Now let's look at memory. All 1KB or it. Yes, you got just 1,024 bytes for everything, program and variables. That sounds crippling but you could actually do a lot with it back then, and tweaking code to fit it in to the available memory gave a sense of satisfaction unknown to most programmers these days.

The computer was squeezed into a tiny black plastic case which incorporated a membrane keyboard with just 40 “keys". Many of the keys were used for no less that 5 different things, requiring a high degree of digital dexterity to operate.

A remarkable feature of the keyboard is that it effectively provides a reference manual for the entire computer, complete with all the keywords in the Sinclair Basic programming language and the graphics characters which were indispensable for games.

And of course games were what the ZX81 was mostly used for. A huge industry quickly grew up around this curious little black box, many of the Captains of this Industry being private individuals producing books and cassette tapes at home. Even my boringly ordinary London suburb had an entire shop in the town centre devoted to selling ZX81 stuff.

Frankly most of it wasn't very good. Many of the books were photocopied and bound on one of those office binders that punched holes in a bunch of papers and put a plastic spiral thing along one edge. The books would typically consist mostly of program listings (I don’t think the term “source code" was used then) with free bugs included in the price. Finding and correcting those bugs just seemed normal and was of course a valuable part of the learning experience.

So the life of a ZX81 owner back then consisted of getting home from school, switching the thing on, and pushing the tiny white rectangles on the keypad in a combination which would make something happen on the screen.

The choice of which tiny white rectangles to push, and in what order, might be dictated by a book or magazine but sooner or later you would want to make those choices yourself: to write your own programs.

This was actually way easier than you might think. The machine had the very simple Sinclair Basic language burned into it and as soon as you switched it on you could start typing a program. No text editor, certainly no IDE, no compiler, just code.

Then you would type RUN and the program would do just that.

Actually I lied. Most probably it wouldn't run due to some typo, and even if it did run it would almost certainly have a smattering of bugs. But in a program of 1024 characters at the most they weren’t difficult to find and fix.

And the reward for your hard work? Well, looking back these rewards were quite meagre but I am sure they must have seemed pretty amazing back then.

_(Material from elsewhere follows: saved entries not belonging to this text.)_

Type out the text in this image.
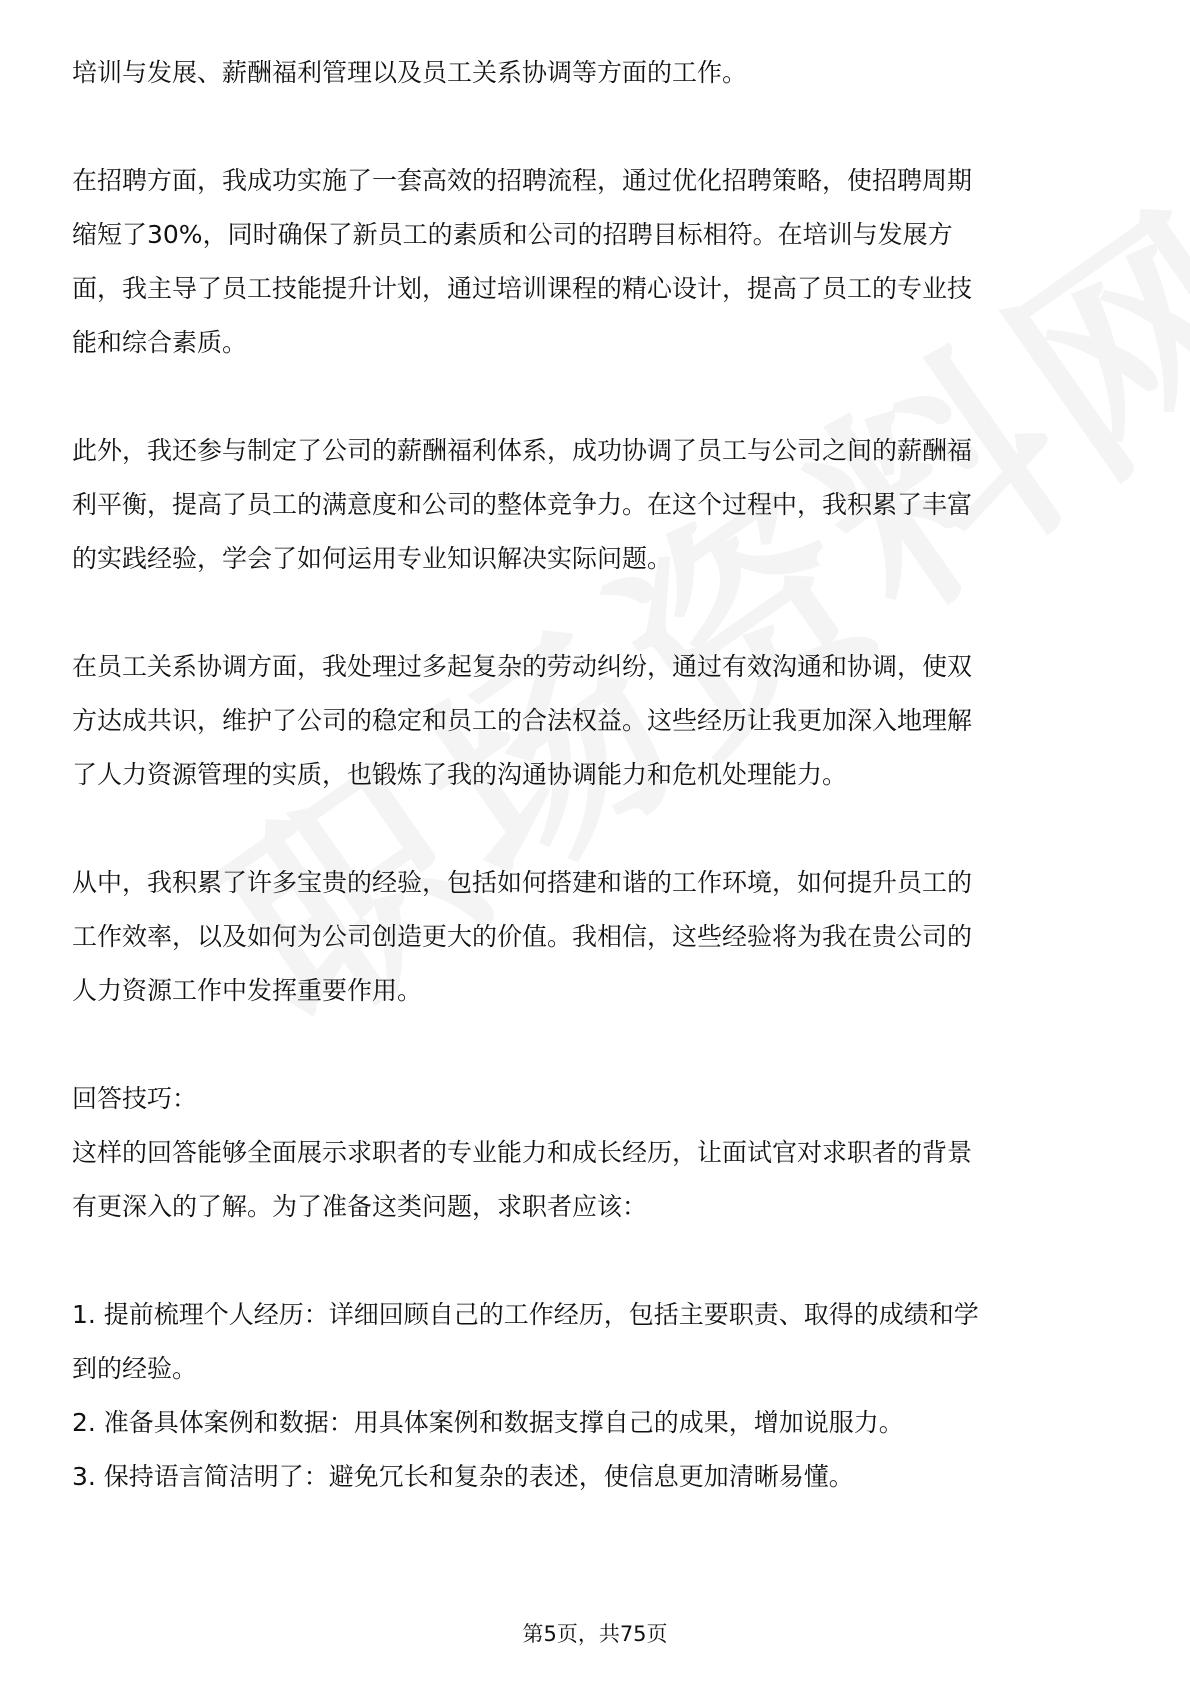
培训与发展、薪酬福利管理以及员工关系协调等方面的工作。

在招聘方面，我成功实施了一套高效的招聘流程，通过优化招聘策略，使招聘周期

缩短了30%，同时确保了新员工的素质和公司的招聘目标相符。在培训与发展方

面，我主导了员工技能提升计划，通过培训课程的精心设计，提高了员工的专业技

能和综合素质。

此外，我还参与制定了公司的薪酬福利体系，成功协调了员工与公司之间的薪酬福

利平衡，提高了员工的满意度和公司的整体竞争力。在这个过程中，我积累了丰富

的实践经验，学会了如何运用专业知识解决实际问题。

在员工关系协调方面，我处理过多起复杂的劳动纠纷，通过有效沟通和协调，使双

方达成共识，维护了公司的稳定和员工的合法权益。这些经历让我更加深入地理解

了人力资源管理的实质，也锻炼了我的沟通协调能力和危机处理能力。

从中，我积累了许多宝贵的经验，包括如何搭建和谐的工作环境，如何提升员工的

工作效率，以及如何为公司创造更大的价值。我相信，这些经验将为我在贵公司的

人力资源工作中发挥重要作用。

回答技巧：

这样的回答能够全面展示求职者的专业能力和成长经历，让面试官对求职者的背景

有更深入的了解。为了准备这类问题，求职者应该：

1. 提前梳理个人经历：详细回顾自己的工作经历，包括主要职责、取得的成绩和学

到的经验。

2. 准备具体案例和数据：用具体案例和数据支撑自己的成果，增加说服力。

3. 保持语言简洁明了：避免冗长和复杂的表述，使信息更加清晰易懂。

第5页，共75页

If you were a 15 year old kid then writing a working program would have been by far the most complex thing you had ever done. Maybe it wasn't about the destination but the journey.

But there has always been something that has puzzled me about the ZX81 Generation. What happened to them? I know what happened to me of course: at college I did a lot of coding on Commodore Pets and Apple IIs and then I became . . . an accountant. Fortunately not for long as after a few years I managed to get back on the track the ZX81 set me on in the early 80s.

But what about the rest? A significant proportion of ZX81ers must have gone on to do Great Things in software or hardware or both. Why are they silent, invisible, forgotten? Where is the culture and heritage of that funny little black box? It really is a mystery to me.